İRŞÂD VE MEDÂR KUTBU
İrşâd ve Medâr Kutbu
Ekâbir-i Nakşibendiyye’nin beyânât-ı hakîkiyyesine göre kutub iki kısımdır.
Bir kısmı kutb’ül-irşâd’dır ki; Feyyâz-ı Hakîkî’nin irşâd-ı hidâyete âid ifâzasına vâsıta olandır. Âlem-i İslâmiyyet’in bekâsıyla mevcûd ve vârdır. Ve diğeri, kutb-u medârdır. Vücûd ve bekâya taalluk eden ifâzaya vâsıta olub, âlemin bekâsıyla mevcûddur.
Kutb’ül-irşâd, ba’de’l-vefât vâzife-i irşâdda kâim olması mümkün ve vâki’dir. Binâenaleyh, kurûn-u mütetâvilede bir zuhûr eder. Kutb-u medârın her zamânda berhayât olması lâzımdır.
Kutb-u irşâddan istifâza üç nev’ iledir.
Birincisi; sâlikin hâline müteveccih olub bâtınına ifâza-i nûr-u rüşd ve hidâyet etmesidir. Sâlikin onu bilib teveccühüne vukûfu lâzım değildir.
İkincisi; sâlikin ona müteveccih olarak istifâza-i nûr-u rüşd ve hidâyet eylemesidir ki, bu nev’de kutbun şahsını bilmek lâzım değildir.

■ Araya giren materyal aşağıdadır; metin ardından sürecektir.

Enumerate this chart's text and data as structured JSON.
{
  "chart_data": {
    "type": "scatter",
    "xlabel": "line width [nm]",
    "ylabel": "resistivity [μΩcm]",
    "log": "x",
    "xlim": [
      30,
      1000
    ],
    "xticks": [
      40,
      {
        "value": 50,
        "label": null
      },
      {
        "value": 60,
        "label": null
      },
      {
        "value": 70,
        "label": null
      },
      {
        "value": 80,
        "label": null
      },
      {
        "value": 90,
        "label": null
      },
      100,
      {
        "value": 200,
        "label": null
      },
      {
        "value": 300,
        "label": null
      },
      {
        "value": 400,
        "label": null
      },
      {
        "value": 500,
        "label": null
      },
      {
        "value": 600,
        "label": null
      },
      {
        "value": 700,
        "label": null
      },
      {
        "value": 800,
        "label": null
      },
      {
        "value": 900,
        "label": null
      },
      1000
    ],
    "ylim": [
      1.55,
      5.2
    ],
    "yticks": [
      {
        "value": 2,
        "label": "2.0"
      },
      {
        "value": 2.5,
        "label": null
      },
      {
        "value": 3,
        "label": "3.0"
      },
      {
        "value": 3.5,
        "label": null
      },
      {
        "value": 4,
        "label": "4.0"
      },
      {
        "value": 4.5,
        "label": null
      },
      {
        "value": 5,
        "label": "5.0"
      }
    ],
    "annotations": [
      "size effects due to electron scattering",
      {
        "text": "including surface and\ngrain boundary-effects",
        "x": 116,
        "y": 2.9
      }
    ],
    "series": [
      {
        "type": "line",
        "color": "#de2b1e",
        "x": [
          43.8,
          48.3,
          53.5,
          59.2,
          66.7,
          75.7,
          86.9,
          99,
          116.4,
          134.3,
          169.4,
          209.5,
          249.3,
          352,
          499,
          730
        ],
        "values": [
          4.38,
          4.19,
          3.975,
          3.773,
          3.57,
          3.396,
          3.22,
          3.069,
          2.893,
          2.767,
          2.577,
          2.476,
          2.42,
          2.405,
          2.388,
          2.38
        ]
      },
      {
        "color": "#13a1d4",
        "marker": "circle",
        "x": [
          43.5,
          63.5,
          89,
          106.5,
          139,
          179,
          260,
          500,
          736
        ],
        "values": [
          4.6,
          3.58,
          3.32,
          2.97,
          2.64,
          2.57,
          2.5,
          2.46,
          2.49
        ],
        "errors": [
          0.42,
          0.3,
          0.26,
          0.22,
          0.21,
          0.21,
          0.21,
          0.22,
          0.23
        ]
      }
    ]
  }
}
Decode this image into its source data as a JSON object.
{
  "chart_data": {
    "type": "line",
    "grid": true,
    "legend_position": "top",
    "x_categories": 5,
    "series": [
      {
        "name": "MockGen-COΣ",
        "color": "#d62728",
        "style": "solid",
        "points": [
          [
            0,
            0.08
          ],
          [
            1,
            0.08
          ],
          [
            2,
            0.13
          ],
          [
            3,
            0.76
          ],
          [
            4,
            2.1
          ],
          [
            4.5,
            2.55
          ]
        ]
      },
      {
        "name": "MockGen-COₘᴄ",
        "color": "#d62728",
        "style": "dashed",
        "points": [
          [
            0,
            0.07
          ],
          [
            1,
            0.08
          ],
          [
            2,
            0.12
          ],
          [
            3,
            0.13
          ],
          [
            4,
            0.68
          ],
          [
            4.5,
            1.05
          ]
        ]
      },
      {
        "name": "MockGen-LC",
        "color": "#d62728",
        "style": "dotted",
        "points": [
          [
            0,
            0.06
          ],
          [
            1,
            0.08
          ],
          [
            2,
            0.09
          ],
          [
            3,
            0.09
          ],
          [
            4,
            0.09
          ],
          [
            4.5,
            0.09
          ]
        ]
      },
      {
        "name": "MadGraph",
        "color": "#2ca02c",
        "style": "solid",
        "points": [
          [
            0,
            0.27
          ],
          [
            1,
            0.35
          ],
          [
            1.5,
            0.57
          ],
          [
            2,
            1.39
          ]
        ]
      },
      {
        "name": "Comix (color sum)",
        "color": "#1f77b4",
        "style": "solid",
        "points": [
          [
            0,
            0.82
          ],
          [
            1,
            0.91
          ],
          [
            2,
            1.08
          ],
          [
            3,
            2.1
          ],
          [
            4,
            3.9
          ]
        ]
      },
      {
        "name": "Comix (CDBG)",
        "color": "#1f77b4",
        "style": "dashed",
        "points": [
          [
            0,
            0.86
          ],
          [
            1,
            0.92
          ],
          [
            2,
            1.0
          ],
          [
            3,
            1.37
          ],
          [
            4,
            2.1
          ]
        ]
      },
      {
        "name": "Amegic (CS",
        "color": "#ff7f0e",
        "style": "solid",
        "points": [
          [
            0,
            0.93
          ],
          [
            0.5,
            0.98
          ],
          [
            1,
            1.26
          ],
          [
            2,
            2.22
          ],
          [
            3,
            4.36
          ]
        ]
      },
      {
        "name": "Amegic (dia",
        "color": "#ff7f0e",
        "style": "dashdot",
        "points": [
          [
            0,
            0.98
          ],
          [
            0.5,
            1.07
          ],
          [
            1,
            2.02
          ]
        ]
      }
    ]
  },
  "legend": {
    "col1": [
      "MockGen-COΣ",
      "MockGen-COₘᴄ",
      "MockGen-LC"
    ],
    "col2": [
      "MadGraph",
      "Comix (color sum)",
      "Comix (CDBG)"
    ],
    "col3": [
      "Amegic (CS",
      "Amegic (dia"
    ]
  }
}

Üçüncüsü; tekrâr ve kesret-i ismullâh ile kalbi meşgûl edib, âlemi bihaseb’il-bâtın istilâ eden bahr-i feyz-i İlâhî memba’ı olan kutb-u irşâdın kalbinden muhabbet-i ihlâs mikdârınca tereşşuh ile hâsıl olmakdadır ki; bunda dahî sâlikin ve kutbun birbirlerine vukuf ve ıttılâları lâzım değildir.